LONDON - Close Brothers (F:CBRO) Group PLC, a prominent UK merchant banking group, announced today that it expects to recognize a provision of up to £165 million in relation to motor commissions in its first-half financial statements for the period ending January 31, 2025. This provision is intended to cover potential operational and legal costs, as well as potential remediation for affected customers, following a review of the group’s accounting assessment of these matters.
The estimated provision is based on a range of scenarios and assumptions, including commission models, rates, and time periods that may be subject to regulatory redress. The group acknowledges significant uncertainty around the outcomes from the motor commissions appeals and the Financial Conduct Authority’s (FCA) ongoing review, indicating that the ultimate cost could vary materially from the current estimate.
Despite this anticipated provision, Close Brothers reported a robust performance for the six-month period, with an expected Adjusted operating profit (AOP) of approximately £104 million in Banking, excluding the provision and other adjusting items. However, unfavorable market conditions led to an operating loss of about £1 million for Winterflood, the group’s securities trading business.

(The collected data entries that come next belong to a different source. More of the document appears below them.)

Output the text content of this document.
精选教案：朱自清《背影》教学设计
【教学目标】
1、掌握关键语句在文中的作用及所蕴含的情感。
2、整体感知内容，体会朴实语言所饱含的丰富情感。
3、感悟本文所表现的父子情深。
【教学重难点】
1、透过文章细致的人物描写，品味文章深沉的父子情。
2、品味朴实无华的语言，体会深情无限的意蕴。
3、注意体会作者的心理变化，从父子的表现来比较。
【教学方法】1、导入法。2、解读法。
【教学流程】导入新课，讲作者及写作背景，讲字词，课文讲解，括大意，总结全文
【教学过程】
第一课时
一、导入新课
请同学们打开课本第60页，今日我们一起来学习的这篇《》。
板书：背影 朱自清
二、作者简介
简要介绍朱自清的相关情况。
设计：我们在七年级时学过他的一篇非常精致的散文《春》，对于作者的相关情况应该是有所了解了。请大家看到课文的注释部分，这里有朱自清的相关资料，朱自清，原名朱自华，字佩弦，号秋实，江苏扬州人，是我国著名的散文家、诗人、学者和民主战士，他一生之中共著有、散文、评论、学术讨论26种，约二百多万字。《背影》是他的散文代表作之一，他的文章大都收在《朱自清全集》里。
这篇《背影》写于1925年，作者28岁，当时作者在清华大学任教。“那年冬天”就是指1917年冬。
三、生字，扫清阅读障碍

The group’s CET1 capital ratio was 13.5% as of December 31, 2024, and the provision is expected to reduce this ratio by approximately 150 basis points. Nevertheless, Close Brothers anticipates that its CET1 capital ratio will recover to around 13% by the end of the 2025 financial year, bolstered by the completion of the sale of Close Brothers Asset Management and other capital management initiatives.
Close Brothers maintains a solid capital, funding, and liquidity position, with a conservative funding strategy and a liquidity coverage ratio substantially above regulatory requirements. The group is also preparing for a significant risk transfer of assets in Motor Finance and continues to evaluate additional potential management actions to optimize risk-weighted assets.
The group’s half-year results for the period ending January 31, 2025, will be released on March 18, 2025. The announcement also includes updates on developments related to motor commissions, including an ongoing appeal to the Supreme Court and the FCA’s review process, which is set to outline next steps in May 2025.
This update is based on a press release statement from Close Brothers Group PLC and contains unaudited financial information subject to interim audit review. The company has taken steps to ensure compliance with UK regulations by disclosing this inside information to the public.